Les deux amies se sourirent.

– Bon, je dois y aller, déclara Alixe. Tu restes là, je suppose ?

Elina acquiesça.

– Alors, à demain.

Elle l'observa s'éloigner. Leur complicité lui manquait. En temps normal, Alixe lui aurait posé mille et une questions pour savoir si elle avait parlé du concours à ses frères, à son père, quelles avaient été leurs réactions. Aujourd'hui, pas un mot.

La fin de la session fut annoncée. Les garçons quittèrent les gradins, dans un calme inhabituel. Elina resta accoudée à la barrière. Elle sentit alors l'insistance d'un regard et croisa celui de Falkor. Cela ne dura qu'un bref instant. Il esquissa un sourire et un salut, puis élança sa monture au trot, à la rencontre de ses hommes.
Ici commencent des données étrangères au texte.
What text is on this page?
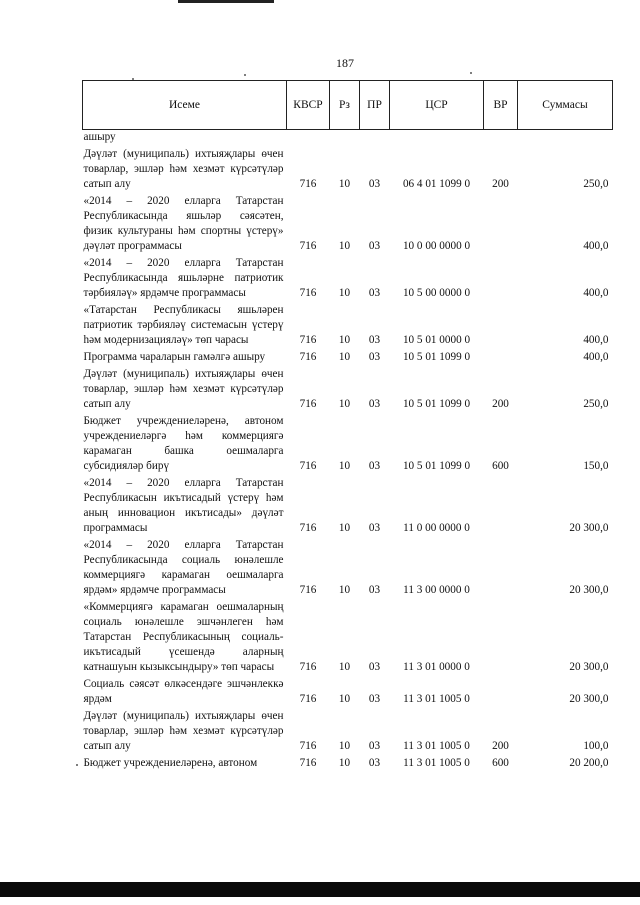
187
Исеме	КВСР	Рз	ПР	ЦСР	ВР	Суммасы
ашыру						
Дәүләт (муниципаль) ихтыяҗлары өчен товарлар, эшләр һәм хезмәт күрсәтүләр сатып алу	716	10	03	06 4 01 1099 0	200	250,0
«2014 – 2020 елларга Татарстан Республикасында яшьләр сәясәтен, физик культураны һәм спортны үстерү» дәүләт программасы	716	10	03	10 0 00 0000 0		400,0
«2014 – 2020 елларга Татарстан Республикасында яшьләрне патриотик тәрбияләү» ярдәмче программасы	716	10	03	10 5 00 0000 0		400,0
«Татарстан Республикасы яшьләрен патриотик тәрбияләү системасын үстерү һәм модернизацияләү» төп чарасы	716	10	03	10 5 01 0000 0		400,0
Программа чараларын гамәлгә ашыру	716	10	03	10 5 01 1099 0		400,0
Дәүләт (муниципаль) ихтыяҗлары өчен товарлар, эшләр һәм хезмәт күрсәтүләр сатып алу	716	10	03	10 5 01 1099 0	200	250,0
Бюджет учреждениеләренә, автоном учреждениеләргә һәм коммерциягә карамаган башка оешмаларга субсидияләр бирү	716	10	03	10 5 01 1099 0	600	150,0
«2014 – 2020 елларга Татарстан Республикасын икътисадый үстерү һәм аның инновацион икътисады» дәүләт программасы	716	10	03	11 0 00 0000 0		20 300,0
«2014 – 2020 елларга Татарстан Республикасында социаль юнәлешле коммерциягә карамаган оешмаларга ярдәм» ярдәмче программасы	716	10	03	11 3 00 0000 0		20 300,0
«Коммерциягә карамаган оешмаларның социаль юнәлешле эшчәнлеген һәм Татарстан Республикасының социаль-икътисадый үсешендә аларның катнашуын кызыксындыру» төп чарасы	716	10	03	11 3 01 0000 0		20 300,0
Социаль сәясәт өлкәсендәге эшчәнлеккә ярдәм	716	10	03	11 3 01 1005 0		20 300,0
Дәүләт (муниципаль) ихтыяҗлары өчен товарлар, эшләр һәм хезмәт күрсәтүләр сатып алу	716	10	03	11 3 01 1005 0	200	100,0
Бюджет учреждениеләренә, автоном	716	10	03	11 3 01 1005 0	600	20 200,0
La demoiselle se tapota la joue, afin de s'assurer qu'elle ne rêvait pas.

Son père apparut soudain à ses côtés, sorti de nulle part.

– C'est donc ça, ton rêve...

Ils contemplèrent la lice en silence.

– Qu'est-ce que tu lui ressembles, soupira-t-il. Le même caractère, décidé, tenace, courageux. J'ai toujours admiré cette force.

Il marqua une pause.

– C'est l'une des choses que j'admirais le plus chez ta mère. Mais je ne te laisserai pas jeter ta vie en l'air. Je suis ton père... et je ne me pardonnerais jamais s'il t'arrivait quelque chose que j'aurais pu éviter.